The New Zealand government believes it can keep the unemployment rate in single digits through the COVID-19 crisis, unveiling a budget that will see debt and spending soar as it fights to keep Kiwis in jobs.
Grant Robertson handed down his third budget as New Zealand’s Finance Minister on Thursday, with a centrepiece $NZ50 billion ($A46.9 billion) COVID-19 Response and Recovery Fund but no surplus in sight.
Gone is New Zealand’s historically low unemployment, with Treasury forecasting joblessness to peak at 9.8 per cent later this year.
Gone too is New Zealand’s above OECD average GDP growth, decade-high wage growth and healthy fiscal balance.
The headline figures, though understandable in the wake of the pandemic, are historically shocking.
The Kiwi economy is projected to contract by $NZ9 billion or 4.6 per cent this year.
The budget surplus has been obliterated, with a deficit of $NZ28.3 billion ($A26.56 billion) this year and similar amounts forecast in 2021 and 2022.
Government debt will balloon beyond $NZ100 billion by 2021, hitting $NZ200 billion by 2024.
Debt is already at 30 per cent of GDP, peaking at 54 per cent in 2023 before stabilising.
Mr Robertson said the one-in-one-hundred year shock necessitated the unprecedented spend.
“This is the most significant financial commitment by a New Zealand government in modern history, but it is the appropriate response to the most significant challenge our country has faced in modern history,” he said.
“I am not a fan of austerity.
“We will get through this by investing in people, in businesses and supporting our communities.
“The way that we are going to deal with the significant global downturn is one that throws back to the first Labour government rather than some of the more recent Labour governments and National governments.”

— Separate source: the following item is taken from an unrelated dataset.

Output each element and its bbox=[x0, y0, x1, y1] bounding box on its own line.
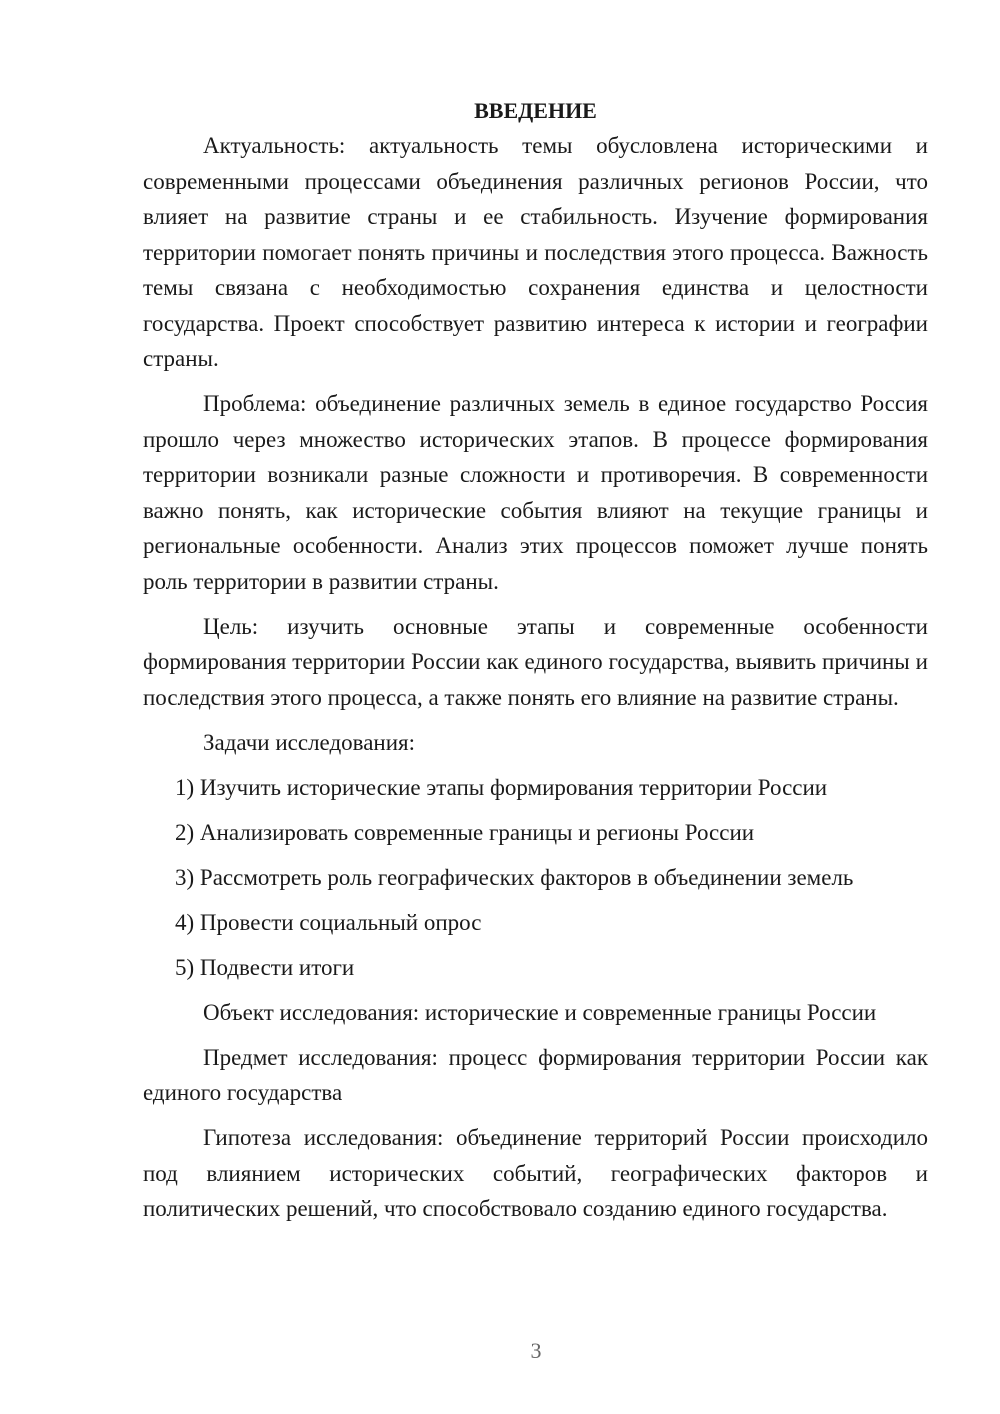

The new $NZ50 billion recovery fund comes on top of an initial $NZ12.1 billion stimulus provided in mid-March and a bumper $NZ12 billion ‘New Zealand Upgrade’ infrastructure spend in January.
The government has already assigned $NZ13.9 billion of the recovery fund on wage subsidies, business tax relief and sector-specific support.
Another $NZ15.9 billion is allocated in the 2020 budget, including an extension of wage subsidies to the hardest-hit.
“We have been successful in our initial response to COVID-19. Budget 2020 now lays our framework for our recovery,” Mr Robertson said.
“We think 140,000 jobs will be saved by the packages we’ve unveiled today.
“This is the rainy day, we’ve put the umbrella up.”
Around $NZ20 billion is left up the government’s sleeve from the $NZ50 billion recovery fund.
With an election around the corner on September 19, Mr Robertson pledged not to spend it as a pre-election slush fund.
“I wouldn’t characterise it that way. That spending is available as we need it. Some of it may not be spent this year, or even next year as we fully understand the impacts of COVID-19,” he said.
All figures in NZ dollars. $NZ1 buys $A0.93.